We’d expect such experimental code to reach stable status within one or two releases, at which point our normal policies about trying to preserve backwards compatibility would apply.
While we try to ship a robust package, bugs inevitably pop up. If you are having problems that might be caused by a bug in Biopython, it is possible that it has already been identified. Update to the latest release if you are not using it already, and retry. If the problem persists, please search our bug database and our mailing lists to see if it has already been reported (and hopefully fixed), and if not please do report the bug. We can’t fix problems we don’t know about ;)
- Old issue tracker: https://redmine.open-bio.org/projects/biopython
- Current issue tracker: https://github.com/biopython/biopython/issues
If you suspect the problem lies within a parser, it is likely that the data format has changed and broken the parsing code. (The text BLAST and GenBank formats seem to be particularly fragile.) Thus, the parsing code in Biopython is sometimes updated faster than we can build Biopython releases. You can get the most recent parser by pulling the relevant files (e.g. the ones in Bio.SeqIO or Bio.Blast) from our git repository. However, be careful when doing this, because the code in github is not as well-tested as released code, and may contain new dependencies.

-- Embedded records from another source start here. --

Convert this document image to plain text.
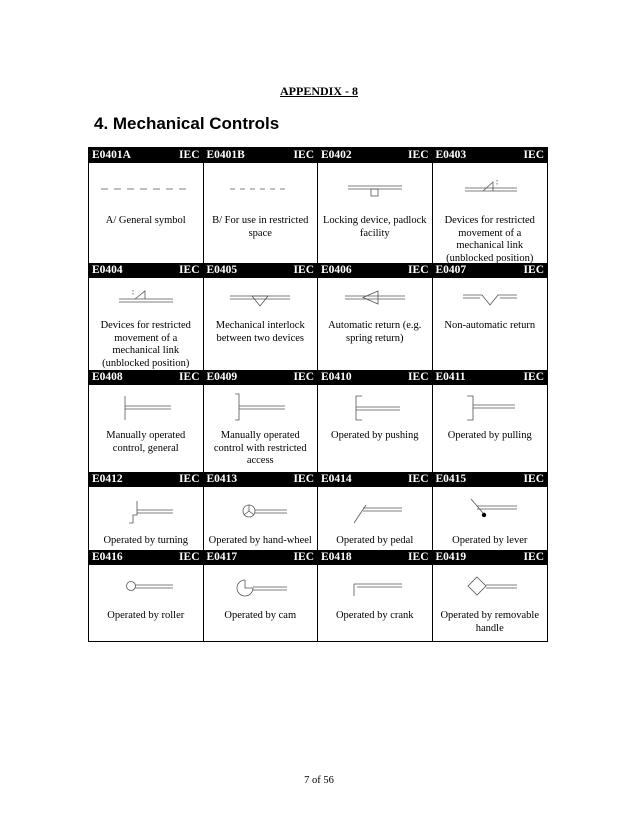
APPENDIX - 8
4. Mechanical Controls
E0401A	IEC
A/ General symbol
E0401B	IEC
B/ For use in restricted space
E0402	IEC
Locking device, padlock facility
E0403	IEC
Devices for restricted movement of a mechanical link (unblocked position)
E0404	IEC
Devices for restricted movement of a mechanical link (unblocked position)
E0405	IEC
Mechanical interlock between two devices
E0406	IEC
Automatic return (e.g. spring return)
E0407	IEC
Non-automatic return
E0408	IEC
Manually operated control, general
E0409	IEC
Manually operated control with restricted access
E0410	IEC
Operated by pushing
E0411	IEC
Operated by pulling
E0412	IEC
Operated by turning
E0413	IEC
Operated by hand-wheel
E0414	IEC
Operated by pedal
E0415	IEC
Operated by lever
E0416	IEC
Operated by roller
E0417	IEC
Operated by cam
E0418	IEC
Operated by crank
E0419	IEC
Operated by removable handle
7 of 56
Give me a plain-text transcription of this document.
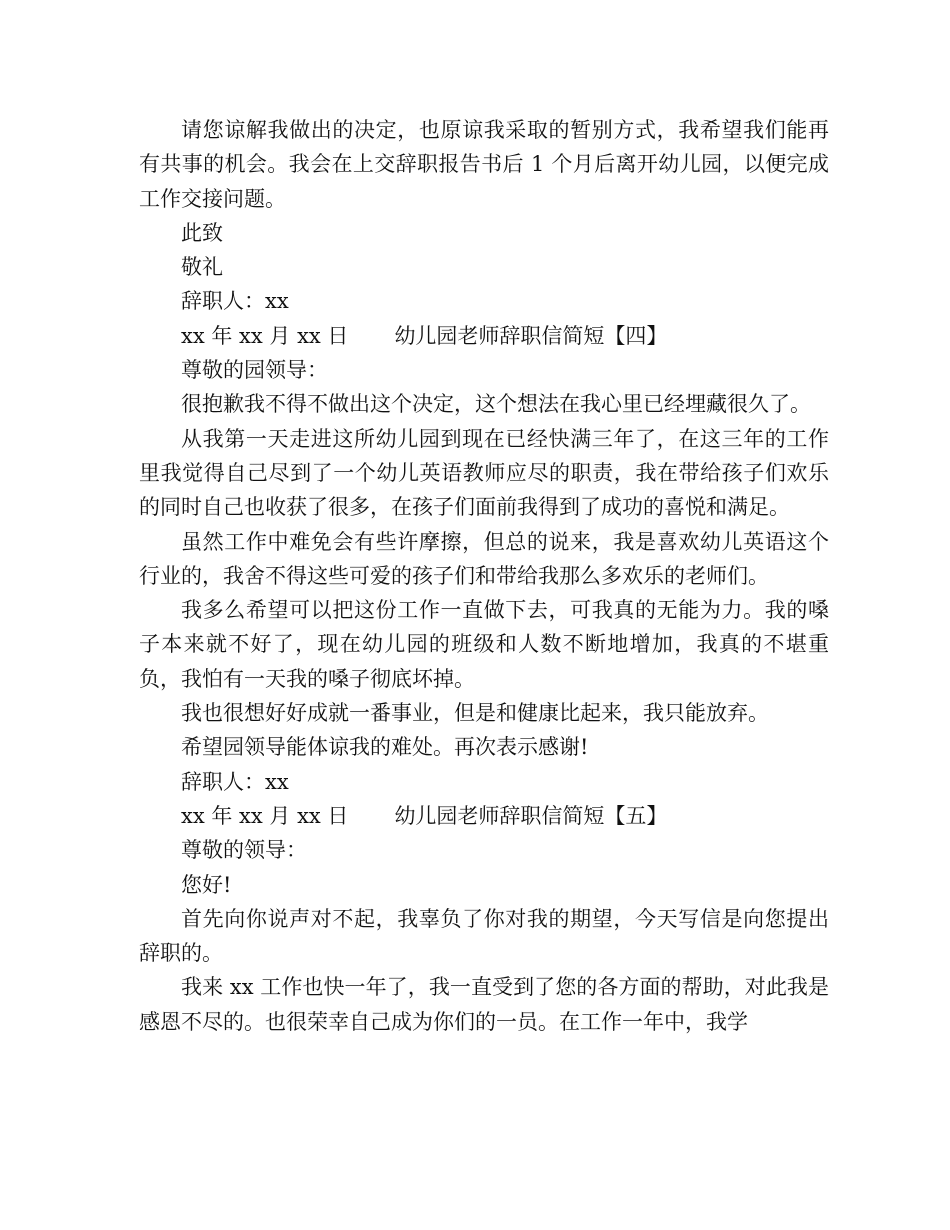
请您谅解我做出的决定，也原谅我采取的暂别方式，我希望我们能再有共事的机会。我会在上交辞职报告书后 1 个月后离开幼儿园，以便完成工作交接问题。

此致

敬礼

辞职人：xx

xx 年 xx 月 xx 日 幼儿园老师辞职信简短【四】

尊敬的园领导：

很抱歉我不得不做出这个决定，这个想法在我心里已经埋藏很久了。

从我第一天走进这所幼儿园到现在已经快满三年了，在这三年的工作里我觉得自己尽到了一个幼儿英语教师应尽的职责，我在带给孩子们欢乐的同时自己也收获了很多，在孩子们面前我得到了成功的喜悦和满足。

虽然工作中难免会有些许摩擦，但总的说来，我是喜欢幼儿英语这个行业的，我舍不得这些可爱的孩子们和带给我那么多欢乐的老师们。

我多么希望可以把这份工作一直做下去，可我真的无能为力。我的嗓子本来就不好了，现在幼儿园的班级和人数不断地增加，我真的不堪重负，我怕有一天我的嗓子彻底坏掉。

我也很想好好成就一番事业，但是和健康比起来，我只能放弃。

希望园领导能体谅我的难处。再次表示感谢!

辞职人：xx

xx 年 xx 月 xx 日 幼儿园老师辞职信简短【五】

尊敬的领导：

您好!

首先向你说声对不起，我辜负了你对我的期望，今天写信是向您提出辞职的。

我来 xx 工作也快一年了，我一直受到了您的各方面的帮助，对此我是感恩不尽的。也很荣幸自己成为你们的一员。在工作一年中，我学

Finally, you can send a bug report to the bug database or the mailing list at firstname.lastname@example.org (subscription required). In the bug report, please let us know:
- Which operating system and hardware (32 bit or 64 bit) you are using
- Python version
- Biopython version (or git commit/date)
- Traceback that occurs (the full error message)
And also ideally:
- Example code that breaks
- A data file that causes the problem
Contributing, Bug Reports
Biopython is run by volunteers from all over the world, with many types of backgrounds. We are always looking for people interested in helping with code development, web-site management, documentation writing, technical administration, and whatever else comes up.
- README.rst – This file.
- NEWS.rst – Release notes and news.
- LICENSE.rst – What you can do with the code.
- CONTRIB.rst – An (incomplete) list of people who helped Biopython in one way or another.
- DEPRECATED.rst – Contains information about modules in Biopython that are removed or no longer recommended for use, and how to update code that uses those modules.
- MANIFEST.in – Configures which files to include in releases.
- setup.py – Installation file.
- Bio/ – The main code base code.
- BioSQL/ – Code for using Biopython with BioSQL databases.
- Doc/ – Documentation.
- Scripts/ – Miscellaneous, possibly useful, standalone scripts.
- Tests/ – Regression testing code including sample data files.